テレビ視聴前後における行動(上位五位、属性別)
テレビ視聴前後における行動(上位五位、属性別)

全般的に男性よりも女性の方が回答率が高く、特に「直接会った時に話題にする」項目では極めて高い値を示している。これは【「夫よりまずお友だち」女性の口コミパワー最強論】などでも示しているように、男性よりも女性の方がおしゃべり・口コミが好きという本来の性質によるものと思われる。

一方で学校など職業別で見ると、大学生が行動頻度としてはピークで、社会人になると値がグンと減るのが分かる。これは社会人になると、学生時分のように「テレビ内容で会話を創る」ような時間的余裕が無い・相手がいない(必要ない)のが理由であろう。その証拠に、今グラフの項目中、唯一「自分内で完結する」インターネットの検索項目については、高校生とあまり変わらない頻度を示している。一言で表現すれば、「俺らもう大人なんだから、テレビ番組の内容で他人と騒いでいる年頃じゃないよネ」というところだろうか。
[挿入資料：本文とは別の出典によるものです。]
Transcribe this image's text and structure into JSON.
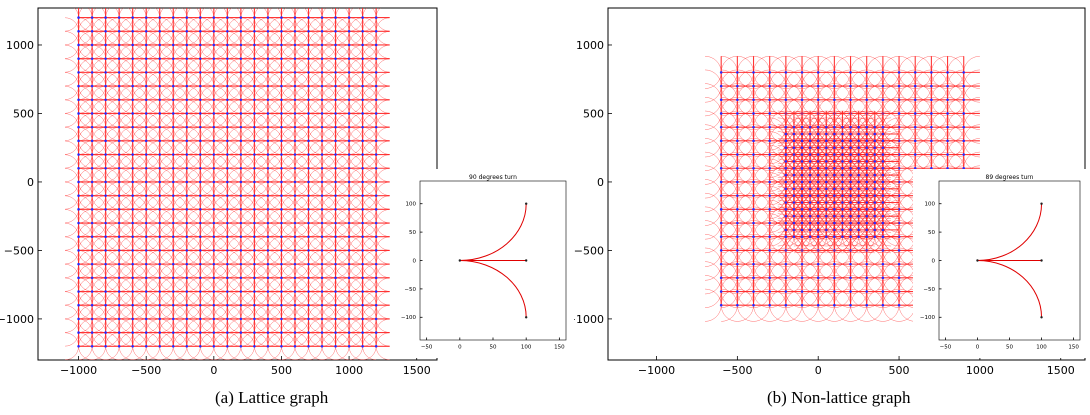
{
  "figure": {
    "captions": [
      "(a) Lattice graph",
      "(b) Non-lattice graph"
    ]
  },
  "chart_data": [
    {
      "type": "scatter",
      "name": "lattice",
      "xlim": [
        -1300,
        1650
      ],
      "ylim": [
        -1300,
        1270
      ],
      "xticks": [
        -1000,
        -500,
        0,
        500,
        1000,
        1500
      ],
      "yticks": [
        -1000,
        -500,
        0,
        500,
        1000
      ],
      "grid": false,
      "lattice": {
        "x_start": -1000,
        "x_end": 1200,
        "y_start": -1200,
        "y_end": 1200,
        "spacing": 100,
        "arc_radius": 100
      },
      "node_color": "#2a2aff",
      "edge_color": "#ff2020"
    },
    {
      "type": "scatter",
      "name": "non-lattice",
      "xlim": [
        -1300,
        1650
      ],
      "ylim": [
        -1300,
        1270
      ],
      "xticks": [
        -1000,
        -500,
        0,
        500,
        1000,
        1500
      ],
      "yticks": [
        -1000,
        -500,
        0,
        500,
        1000
      ],
      "grid": false,
      "outer_region": {
        "x_start": -600,
        "x_end": 900,
        "y_start": -900,
        "y_end": 800,
        "spacing": 100
      },
      "dense_region": {
        "x_start": -200,
        "x_end": 400,
        "y_start": -400,
        "y_end": 400,
        "spacing": 50
      },
      "node_color": "#2a2aff",
      "edge_color": "#ff2020"
    },
    {
      "type": "line",
      "name": "inset-a",
      "title": "90 degrees turn",
      "xlim": [
        -60,
        160
      ],
      "ylim": [
        -140,
        140
      ],
      "xticks": [
        -50,
        0,
        50,
        100,
        150
      ],
      "yticks": [
        -100,
        -50,
        0,
        50,
        100
      ],
      "paths": [
        {
          "name": "left turn",
          "kind": "quarter-arc",
          "start": [
            0,
            0
          ],
          "end": [
            100,
            100
          ]
        },
        {
          "name": "right turn",
          "kind": "quarter-arc",
          "start": [
            0,
            0
          ],
          "end": [
            100,
            -100
          ]
        },
        {
          "name": "straight",
          "kind": "line",
          "start": [
            0,
            0
          ],
          "end": [
            100,
            0
          ]
        }
      ],
      "line_color": "#e00000"
    },
    {
      "type": "line",
      "name": "inset-b",
      "title": "89 degrees turn",
      "xlim": [
        -60,
        160
      ],
      "ylim": [
        -140,
        140
      ],
      "xticks": [
        -50,
        0,
        50,
        100,
        150
      ],
      "yticks": [
        -100,
        -50,
        0,
        50,
        100
      ],
      "paths": [
        {
          "name": "left turn",
          "kind": "quarter-arc",
          "start": [
            0,
            0
          ],
          "end": [
            100,
            100
          ]
        },
        {
          "name": "right turn",
          "kind": "quarter-arc",
          "start": [
            0,
            0
          ],
          "end": [
            100,
            -100
          ]
        },
        {
          "name": "straight",
          "kind": "line",
          "start": [
            0,
            0
          ],
          "end": [
            100,
            0
          ]
        }
      ],
      "line_color": "#e00000"
    }
  ]
}
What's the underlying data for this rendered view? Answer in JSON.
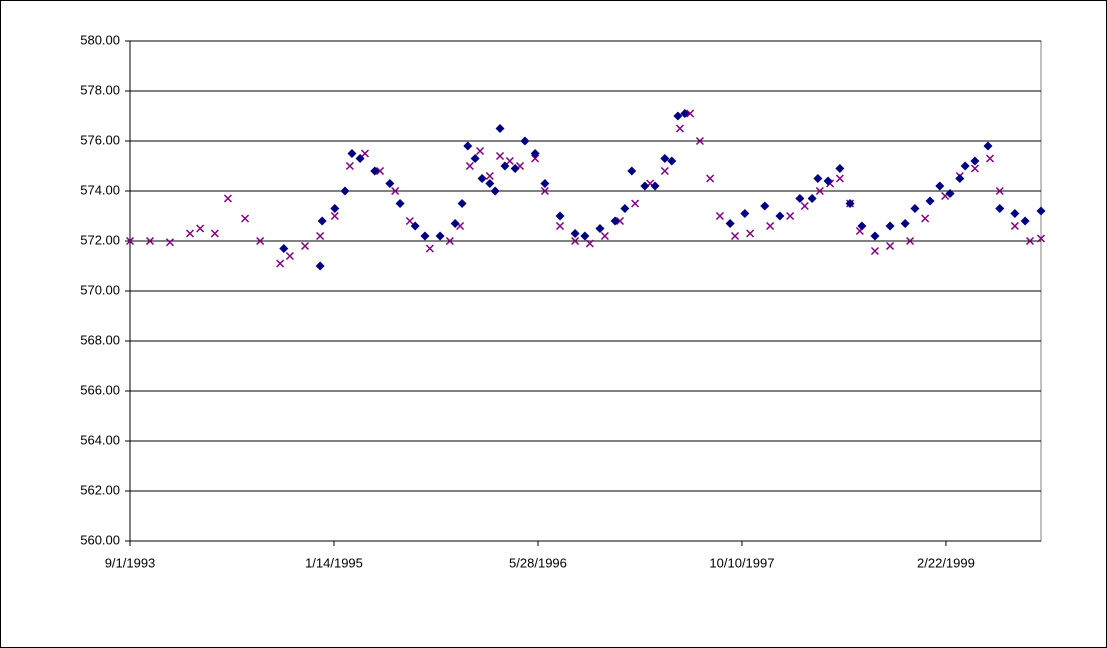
{
  "chart_data": {
    "type": "scatter",
    "xlim": [
      34213,
      36446
    ],
    "xticks": [
      {
        "value": 34213,
        "label": "9/1/1993"
      },
      {
        "value": 34713,
        "label": "1/14/1995"
      },
      {
        "value": 35213,
        "label": "5/28/1996"
      },
      {
        "value": 35713,
        "label": "10/10/1997"
      },
      {
        "value": 36213,
        "label": "2/22/1999"
      }
    ],
    "ylim": [
      560,
      580
    ],
    "yticks": [
      {
        "value": 560,
        "label": "560.00"
      },
      {
        "value": 562,
        "label": "562.00"
      },
      {
        "value": 564,
        "label": "564.00"
      },
      {
        "value": 566,
        "label": "566.00"
      },
      {
        "value": 568,
        "label": "568.00"
      },
      {
        "value": 570,
        "label": "570.00"
      },
      {
        "value": 572,
        "label": "572.00"
      },
      {
        "value": 574,
        "label": "574.00"
      },
      {
        "value": 576,
        "label": "576.00"
      },
      {
        "value": 578,
        "label": "578.00"
      },
      {
        "value": 580,
        "label": "580.00"
      }
    ],
    "grid": true,
    "series": [
      {
        "color": "#800080",
        "marker": "x",
        "x": [
          34213,
          34262,
          34311,
          34360,
          34385,
          34421,
          34453,
          34495,
          34532,
          34581,
          34605,
          34642,
          34679,
          34715,
          34752,
          34789,
          34826,
          34863,
          34899,
          34948,
          34997,
          35022,
          35046,
          35071,
          35095,
          35120,
          35144,
          35169,
          35206,
          35230,
          35267,
          35304,
          35340,
          35377,
          35414,
          35451,
          35488,
          35524,
          35561,
          35586,
          35610,
          35635,
          35659,
          35696,
          35733,
          35782,
          35831,
          35867,
          35904,
          35929,
          35953,
          35978,
          36002,
          36039,
          36076,
          36125,
          36162,
          36211,
          36247,
          36284,
          36321,
          36345,
          36382,
          36419,
          36446
        ],
        "values": [
          572.0,
          572.0,
          571.95,
          572.3,
          572.5,
          572.3,
          573.7,
          572.9,
          572.0,
          571.1,
          571.4,
          571.8,
          572.2,
          573.0,
          575.0,
          575.5,
          574.8,
          574.0,
          572.8,
          571.7,
          572.0,
          572.6,
          575.0,
          575.6,
          574.6,
          575.4,
          575.2,
          575.0,
          575.3,
          574.0,
          572.6,
          572.0,
          571.9,
          572.2,
          572.8,
          573.5,
          574.3,
          574.8,
          576.5,
          577.1,
          576.0,
          574.5,
          573.0,
          572.2,
          572.3,
          572.6,
          573.0,
          573.4,
          574.0,
          574.3,
          574.5,
          573.5,
          572.4,
          571.6,
          571.8,
          572.0,
          572.9,
          573.8,
          574.6,
          574.9,
          575.3,
          574.0,
          572.6,
          572.0,
          572.1
        ]
      },
      {
        "color": "#000080",
        "marker": "diamond",
        "x": [
          34590,
          34679,
          34684,
          34715,
          34740,
          34757,
          34777,
          34813,
          34850,
          34875,
          34912,
          34936,
          34973,
          35010,
          35027,
          35041,
          35059,
          35076,
          35095,
          35108,
          35120,
          35132,
          35157,
          35181,
          35206,
          35230,
          35267,
          35304,
          35328,
          35365,
          35402,
          35426,
          35443,
          35475,
          35500,
          35524,
          35541,
          35556,
          35573,
          35684,
          35720,
          35769,
          35806,
          35855,
          35885,
          35899,
          35924,
          35953,
          35978,
          36007,
          36039,
          36076,
          36113,
          36137,
          36174,
          36198,
          36223,
          36247,
          36260,
          36284,
          36316,
          36345,
          36382,
          36407,
          36446
        ],
        "values": [
          571.7,
          571.0,
          572.8,
          573.3,
          574.0,
          575.5,
          575.3,
          574.8,
          574.3,
          573.5,
          572.6,
          572.2,
          572.2,
          572.7,
          573.5,
          575.8,
          575.3,
          574.5,
          574.3,
          574.0,
          576.5,
          575.0,
          574.9,
          576.0,
          575.5,
          574.3,
          573.0,
          572.3,
          572.2,
          572.5,
          572.8,
          573.3,
          574.8,
          574.2,
          574.2,
          575.3,
          575.2,
          577.0,
          577.1,
          572.7,
          573.1,
          573.4,
          573.0,
          573.7,
          573.7,
          574.5,
          574.4,
          574.9,
          573.5,
          572.6,
          572.2,
          572.6,
          572.7,
          573.3,
          573.6,
          574.2,
          573.9,
          574.5,
          575.0,
          575.2,
          575.8,
          573.3,
          573.1,
          572.8,
          573.2
        ]
      }
    ]
  }
}
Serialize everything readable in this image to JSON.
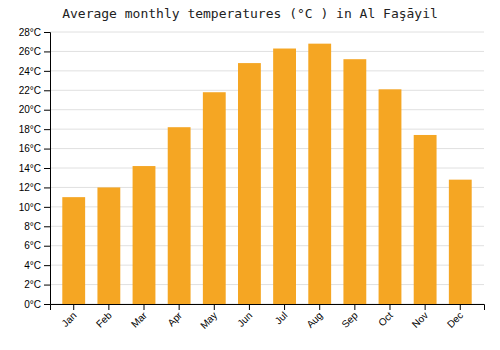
{
  "chart_data": {
    "type": "bar",
    "title": "Average monthly temperatures (°C ) in Al Faşāyil",
    "categories": [
      "Jan",
      "Feb",
      "Mar",
      "Apr",
      "May",
      "Jun",
      "Jul",
      "Aug",
      "Sep",
      "Oct",
      "Nov",
      "Dec"
    ],
    "values": [
      11,
      12,
      14.2,
      18.2,
      21.8,
      24.8,
      26.3,
      26.8,
      25.2,
      22.1,
      17.4,
      12.8
    ],
    "color": "#F5A623",
    "ylim": [
      0,
      28
    ],
    "yticks": [
      {
        "value": 0,
        "label": "0°C"
      },
      {
        "value": 2,
        "label": "2°C"
      },
      {
        "value": 4,
        "label": "4°C"
      },
      {
        "value": 6,
        "label": "6°C"
      },
      {
        "value": 8,
        "label": "8°C"
      },
      {
        "value": 10,
        "label": "10°C"
      },
      {
        "value": 12,
        "label": "12°C"
      },
      {
        "value": 14,
        "label": "14°C"
      },
      {
        "value": 16,
        "label": "16°C"
      },
      {
        "value": 18,
        "label": "18°C"
      },
      {
        "value": 20,
        "label": "20°C"
      },
      {
        "value": 22,
        "label": "22°C"
      },
      {
        "value": 24,
        "label": "24°C"
      },
      {
        "value": 26,
        "label": "26°C"
      },
      {
        "value": 28,
        "label": "28°C"
      }
    ],
    "grid": true
  }
}
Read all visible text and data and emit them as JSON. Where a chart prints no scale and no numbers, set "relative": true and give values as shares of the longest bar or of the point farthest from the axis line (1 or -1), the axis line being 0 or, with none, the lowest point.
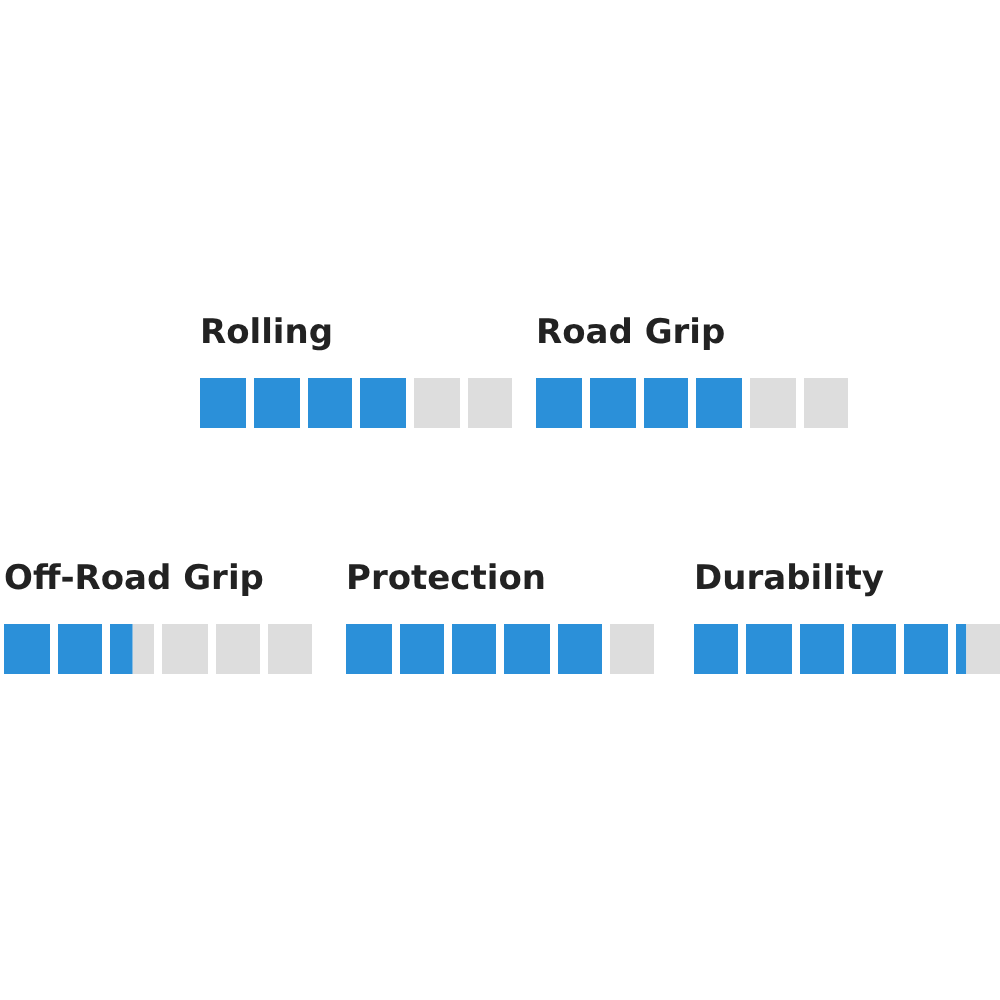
{
  "chart_data": [
    {
      "type": "bar",
      "orientation": "horizontal",
      "stacked": true,
      "relative": true,
      "title": "Rolling",
      "categories": [
        null
      ],
      "series": [
        {
          "color": "#2b90d9",
          "values": [
            0.67
          ]
        },
        {
          "color": "#dddddd",
          "values": [
            0.33
          ]
        }
      ]
    },
    {
      "type": "bar",
      "orientation": "horizontal",
      "stacked": true,
      "relative": true,
      "title": "Road Grip",
      "categories": [
        null
      ],
      "series": [
        {
          "color": "#2b90d9",
          "values": [
            0.67
          ]
        },
        {
          "color": "#dddddd",
          "values": [
            0.33
          ]
        }
      ]
    },
    {
      "type": "bar",
      "orientation": "horizontal",
      "stacked": true,
      "relative": true,
      "title": "Off-Road Grip",
      "categories": [
        null
      ],
      "series": [
        {
          "color": "#2b90d9",
          "values": [
            0.42
          ]
        },
        {
          "color": "#dddddd",
          "values": [
            0.58
          ]
        }
      ]
    },
    {
      "type": "bar",
      "orientation": "horizontal",
      "stacked": true,
      "relative": true,
      "title": "Protection",
      "categories": [
        null
      ],
      "series": [
        {
          "color": "#2b90d9",
          "values": [
            0.83
          ]
        },
        {
          "color": "#dddddd",
          "values": [
            0.17
          ]
        }
      ]
    },
    {
      "type": "bar",
      "orientation": "horizontal",
      "stacked": true,
      "relative": true,
      "title": "Durability",
      "categories": [
        null
      ],
      "series": [
        {
          "color": "#2b90d9",
          "values": [
            0.88
          ]
        },
        {
          "color": "#dddddd",
          "values": [
            0.12
          ]
        }
      ]
    }
  ]
}
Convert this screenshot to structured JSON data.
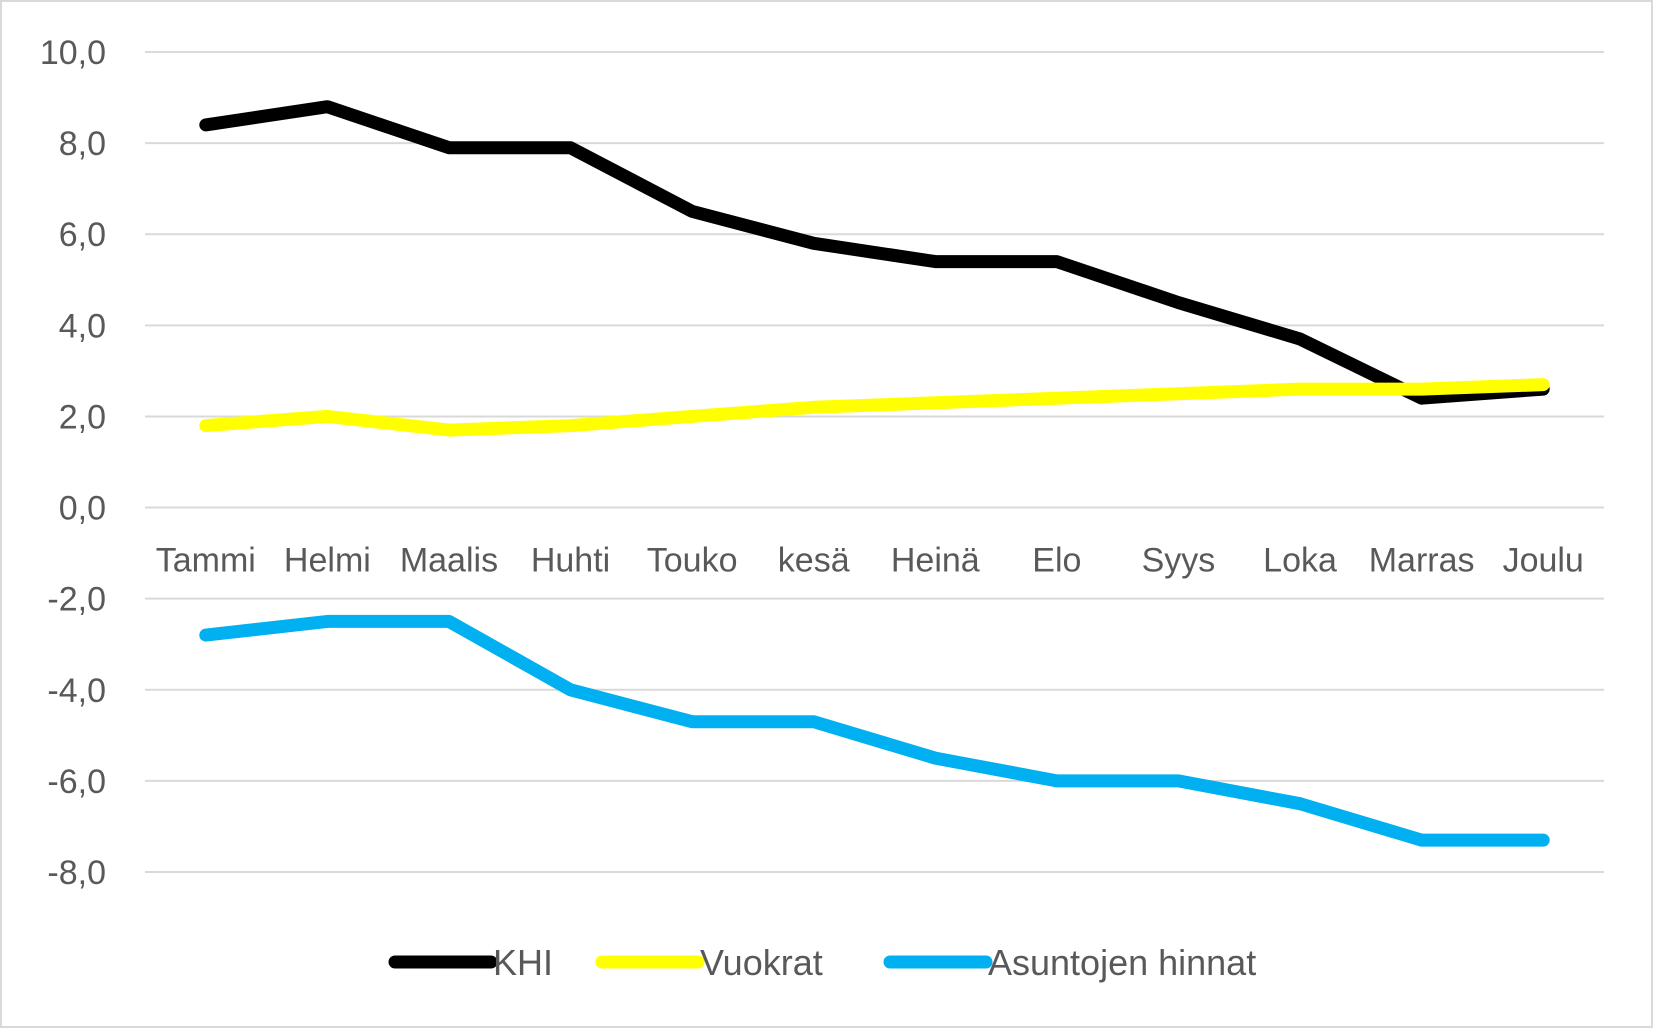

今調査項目では、「若年層はテレビ番組を他人とのコミュニケーションの素材として視聴する傾向がある」「対面の話題がメインだが、ケータイなどのネットツールの対話素材としてもテレビ番組は用いられる・視聴される」「社会人になるとテレビ番組を素材とした他人とのコミュニケーションは控えられる」などの結果が伺える。この結果がそのまま中堅-高齢者にも適用されるとすれば、高齢者ほとテレビ視聴時間は減るはずであるが、実際は逆の傾向を見せている。

これは推論でしかないが、歳を経るにつれて(現在の中堅-高齢者は)他人とのコミュニケーションには閉鎖的になる一方、【「新聞って信頼できるよね」「正確だよね」はそれぞれ6割、ただし若者と高齢者の間には大きなギャップも】【新聞記事や特集7割・テレビ番組8割……シニア層の情報源、テレビや新聞が圧倒的】などにもあるように、テレビを「絶対的権威」と信じ込み、「他人の言うことは信じなくともテレビが語ることなら信じる」という考え方を強めているのではないだろうか。これらの人たちが、テレビが絶対的権威を持ち、まるで「お上の声がそのままお茶の間に伝えられるのがテレビである」かのように認識しながら育った世代である以上、仕方の無い・当然の話なのかもしれない。

逆にいえば現在若年-中堅前の年齢の層がこれから中堅-高齢層に達すれば、現在の中堅-高齢層とは明らかに違った姿勢を、メディアに対しては見せることだろう。